Maximum runs of composites in arithmetic progressions

Question

Is there a proof that every arithmetic progression of gap $p$ has a prime in the interval $[p, p^2)$?

Put another way, can you prove the following:

For all primes $p$, and all integers $0 \le m <p$, there exists $n\in\Bbb{Z}$ with $1\le n < p$ such that $np+m$ is prime.

I think I have a proof sketch but it's fiddly and I don't want to reinvent the wheel (likely badly).

To illustrate, here's the result checked for $p = 5$:

Arithmetic progressions with gaps $5$ from $5$ to $24$ ($p$ to $p^2-1$):

$\boldsymbol{5},10,15,20$
$6,\boldsymbol{11},16,21$
$\boldsymbol{7},12,\boldsymbol{17},22$
$8,\boldsymbol{13},18,\boldsymbol{23}$
$9,14,\boldsymbol{19},24$

As you can see, in bold, all of these arithmetic progressions have at least one prime. If one of these sequences didn't have a prime the theorem would be disproven for $p = 5$.

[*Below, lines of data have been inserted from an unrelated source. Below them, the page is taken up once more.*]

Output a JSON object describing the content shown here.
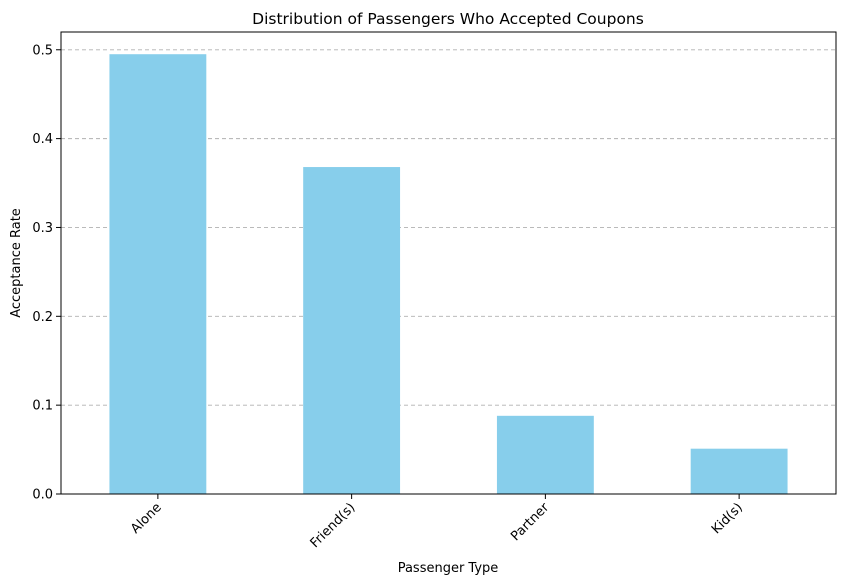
{
  "chart_data": {
    "type": "bar",
    "title": "Distribution of Passengers Who Accepted Coupons",
    "xlabel": "Passenger Type",
    "ylabel": "Acceptance Rate",
    "categories": [
      "Alone",
      "Friend(s)",
      "Partner",
      "Kid(s)"
    ],
    "values": [
      0.495,
      0.368,
      0.088,
      0.051
    ],
    "ylim": [
      0,
      0.52
    ],
    "yticks": [
      "0.0",
      "0.1",
      "0.2",
      "0.3",
      "0.4",
      "0.5"
    ],
    "grid": "y-dashed",
    "bar_color": "#87ceeb"
  }
}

Note that proving that every arithmetic progression of gap $p$ and length $(p-1)$ has at least one number coprime to $(p-1)!$ should also prove the above, and indeed is more general, as if $n$ is coprime to $(p-1)!$ and is less than $p^2$ then it has to be prime.

Answer 1

This is unfortunately hopeless. The best bound as of now is that there exists an absolute constant $c$ such that for all integers $m$ with $0 \le m < p$, there is a prime of the form $np+m$ in the interval $[p, cp^5)$. The Generalized Riemann Hypothesis would imply a prime in the interval $[p, p^2 (\log (p))^2)$. You can read more here.

Answer 2

Some comments too long for the comment area; NOT A FULL ANSWER

The notion of arithmetic progressions in this question can be recast as residue classes. Each progression can be expressed as $np+a$, or numbers $k_i$ such that $k_i\equiv a \mod{p}$. Plainly, $a\in \{0,1,\dots p-1\}$, so there will be exactly $p$ such arithmetic progressions, and if each contains at least on prime, then there must be at least $p$ primes (including $p$ itself) in the interval $[p,p^2)$.

This is a reasonable expectation, but saying that is different from a proving that it will be the case with regard to every $p$. By the Prime Number Theorem, the number of primes less than $p^2$ will be approximately $\frac{p^2}{\ln p^2}=\frac{p^2}{2\ln p}$, and the number of primes less than $p$ will be approximately $\frac{p}{\ln p}$. The number of primes in the interval will be the difference of those two, or $\frac{p^2-2p}{2\ln p}$, which is greater than $p$ for all but the few smallest primes. So in general, there should be a sufficient number of primes in the interval to support the conclusion. Proving that there is at least one prime in each residue class would be the next task.